Startups bring a breath of fresh air to the business world. These companies tend to offer new and innovative products and ideas in order to get traction and build a customer base. Some ideas are more ambitious than others though such as air travel using giant blimps. A startup company called Hybrid Air Vehicles or HAV came up with an idea to significantly reduce the carbon footprint of short flights.
Their answer is to replace airplanes with blimps. The Bedford-based company has developed a new environmentally friendly airship and has since announced a number of routes that it will serve from 2025. HAV plans to facilitate travel between cities like Vancouver, Seattle, Oslo, and Stockholm. The company secured funding from Iron Maiden frontman Bruce Dickinson.
HAV says that their airships only emit about ten percent of the greenhouse gases emitted by a regular passenger airplane. Thus decreasing the carbon footprint of short flights by 90%. The company emphasized that the journey by airship would take the same time as an airplane and the carbon footprint per passenger on its airship would be about 4.5kg, compared with about 53kg via jet plane.
According to the company, their aircraft was “ideally suited to inter-city mobility applications like Liverpool to Belfast and Seattle to Vancouver, which Airlander can service with a tiny fraction of the emissions of current air options”. The CEO Tom Grundy compares their new airship to kind of a fast ferry.
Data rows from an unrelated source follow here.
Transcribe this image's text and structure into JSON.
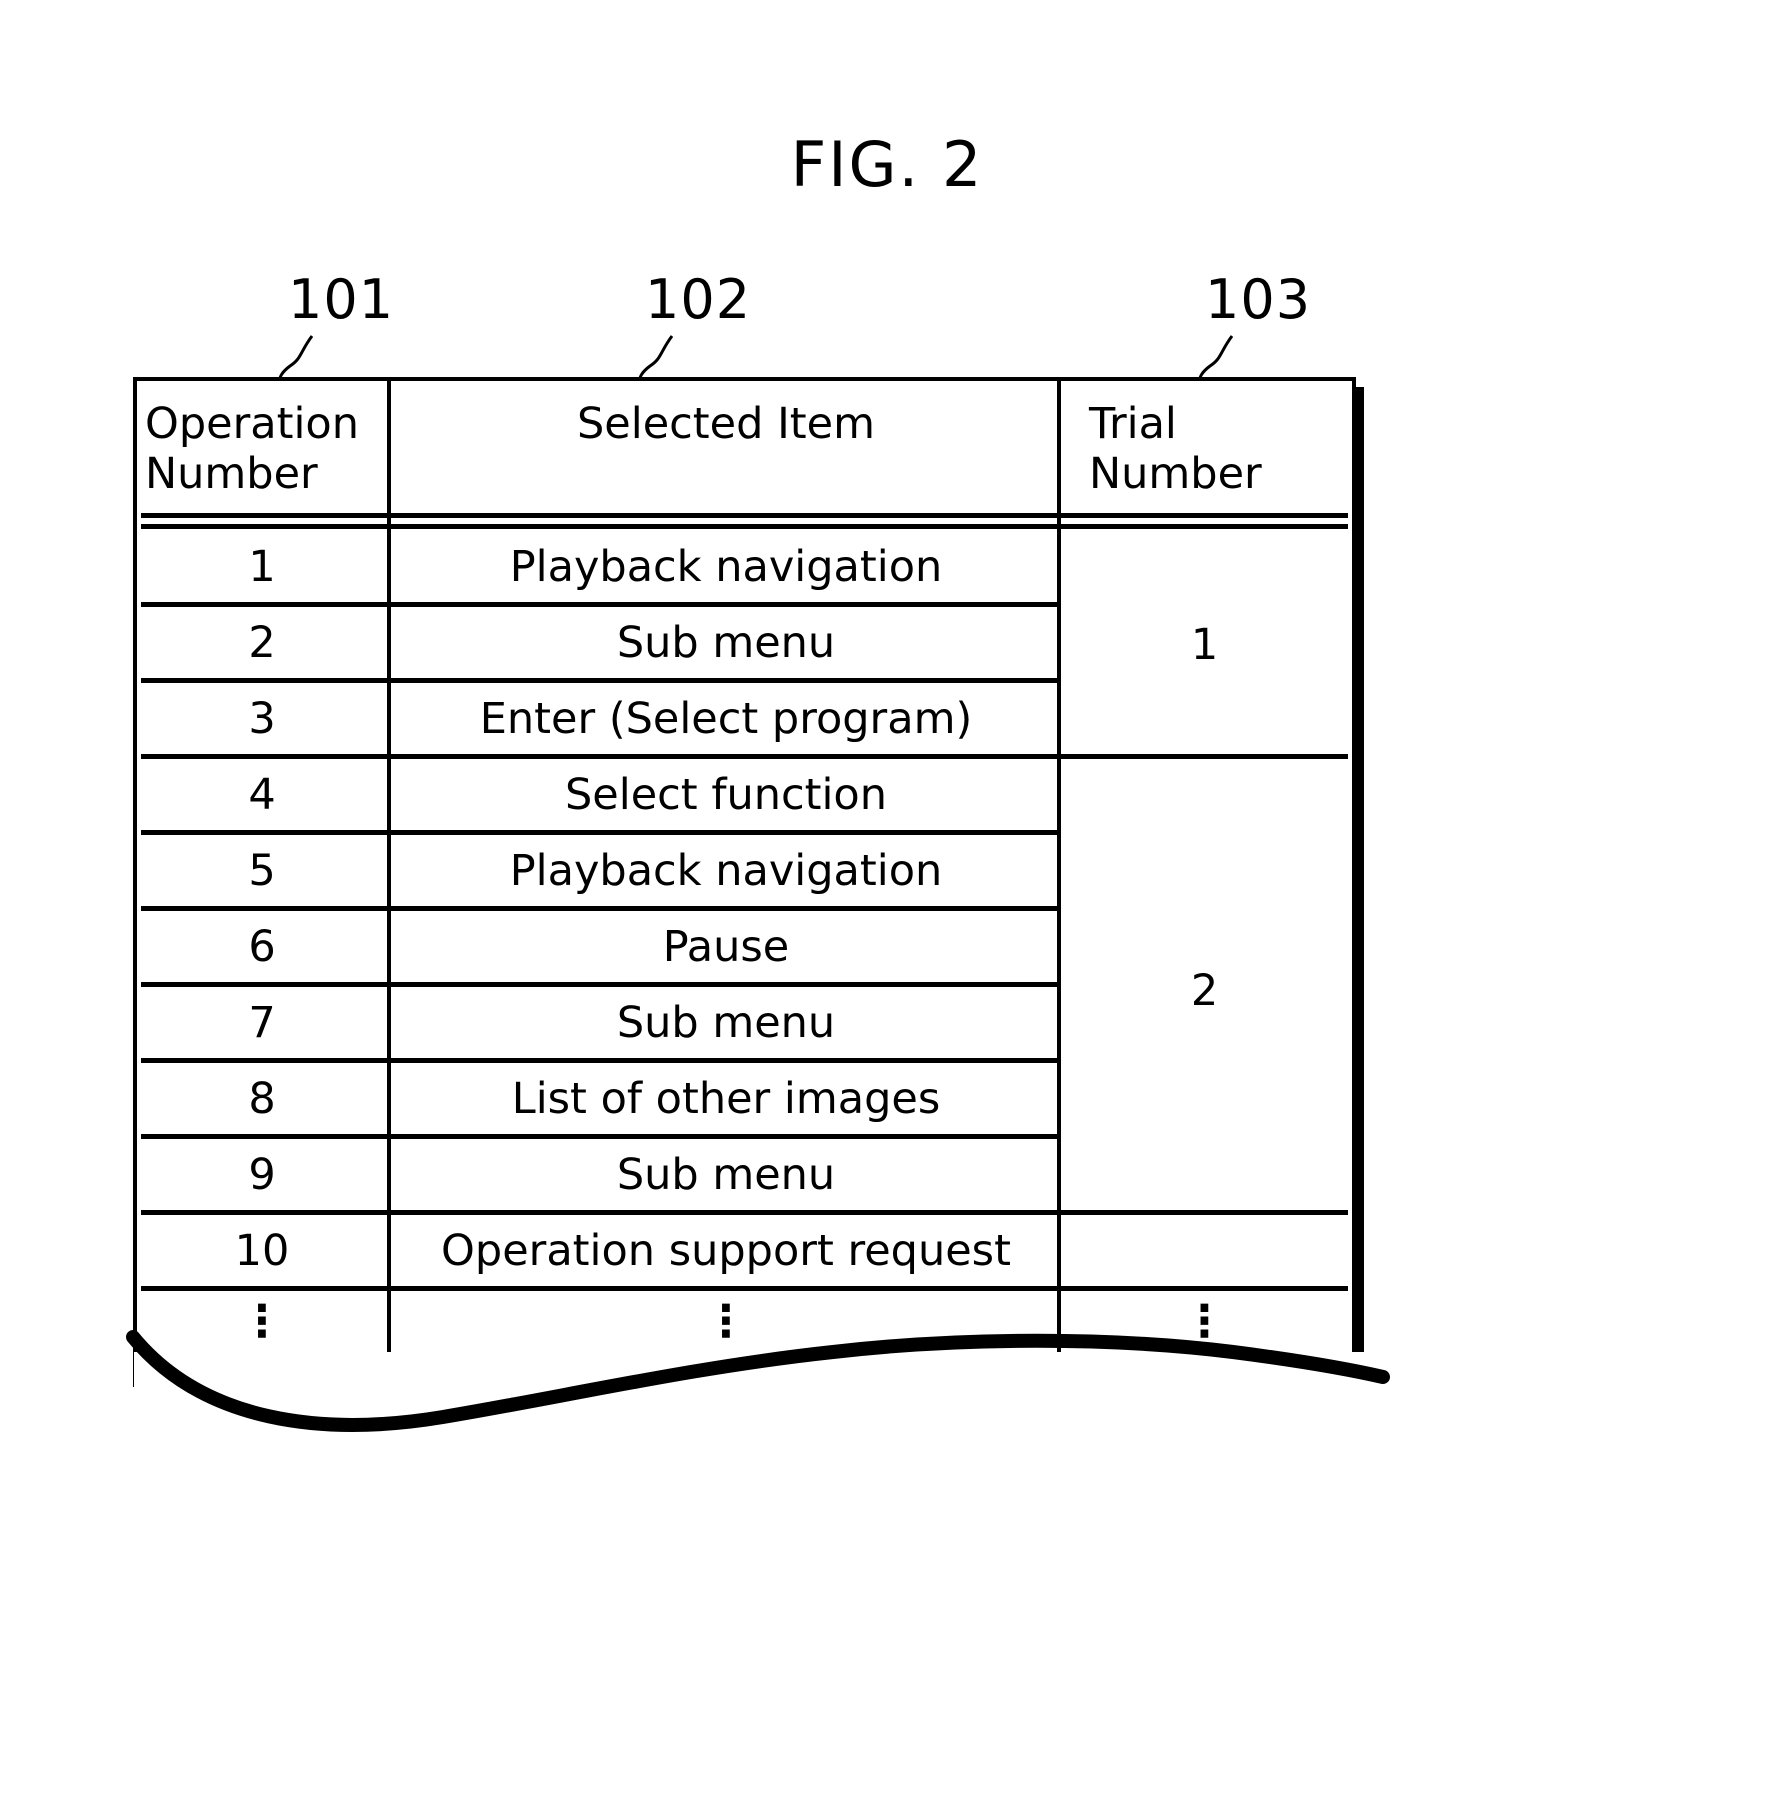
{
  "figure": {
    "title": "FIG. 2"
  },
  "callouts": [
    {
      "id": "101",
      "label": "101",
      "target": "operation-number-column"
    },
    {
      "id": "102",
      "label": "102",
      "target": "selected-item-column"
    },
    {
      "id": "103",
      "label": "103",
      "target": "trial-number-column"
    }
  ],
  "table": {
    "columns": [
      {
        "key": "operation_number",
        "header_line1": "Operation",
        "header_line2": "Number"
      },
      {
        "key": "selected_item",
        "header_line1": "Selected Item",
        "header_line2": ""
      },
      {
        "key": "trial_number",
        "header_line1": "Trial",
        "header_line2": "Number"
      }
    ],
    "rows": [
      {
        "operation_number": "1",
        "selected_item": "Playback navigation"
      },
      {
        "operation_number": "2",
        "selected_item": "Sub menu"
      },
      {
        "operation_number": "3",
        "selected_item": "Enter (Select program)"
      },
      {
        "operation_number": "4",
        "selected_item": "Select function"
      },
      {
        "operation_number": "5",
        "selected_item": "Playback navigation"
      },
      {
        "operation_number": "6",
        "selected_item": "Pause"
      },
      {
        "operation_number": "7",
        "selected_item": "Sub menu"
      },
      {
        "operation_number": "8",
        "selected_item": "List of other images"
      },
      {
        "operation_number": "9",
        "selected_item": "Sub menu"
      },
      {
        "operation_number": "10",
        "selected_item": "Operation support request"
      }
    ],
    "trial_groups": [
      {
        "trial_number": "1",
        "covers_rows": "1-3"
      },
      {
        "trial_number": "2",
        "covers_rows": "4-9"
      },
      {
        "trial_number": "",
        "covers_rows": "10"
      }
    ],
    "continuation": {
      "operation_number": "⋮",
      "selected_item": "⋮",
      "trial_number": "⋮"
    }
  },
  "colors": {
    "ink": "#000000",
    "paper": "#ffffff"
  }
}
Tom said that “We’ve got aircraft designed to travel very long distances going very short distances when there is actually a better solution. How much longer will we expect to have the luxury of traveling these short distances with such a big carbon footprint?”. The CEO emphasized the fact that their offering was not a “luxury product” and that “it’s a practical solution to challenges posed by the climate crisis”.
Almost 47% of regional airplane flights connect cities that less than 370km apart. These short flights emit a lot of carbon dioxide and thus HAV wants to target routes like these specifically. “It’s an early and quick win for the climate,” Tom said. “Especially when you use this to get over an obstacle like water or hills.”
Seeing the re-introduction of blimps would be cool and the climate really needs a break from all the excessive carbon emissions. We’ll have to see how the venture evolves till 2025.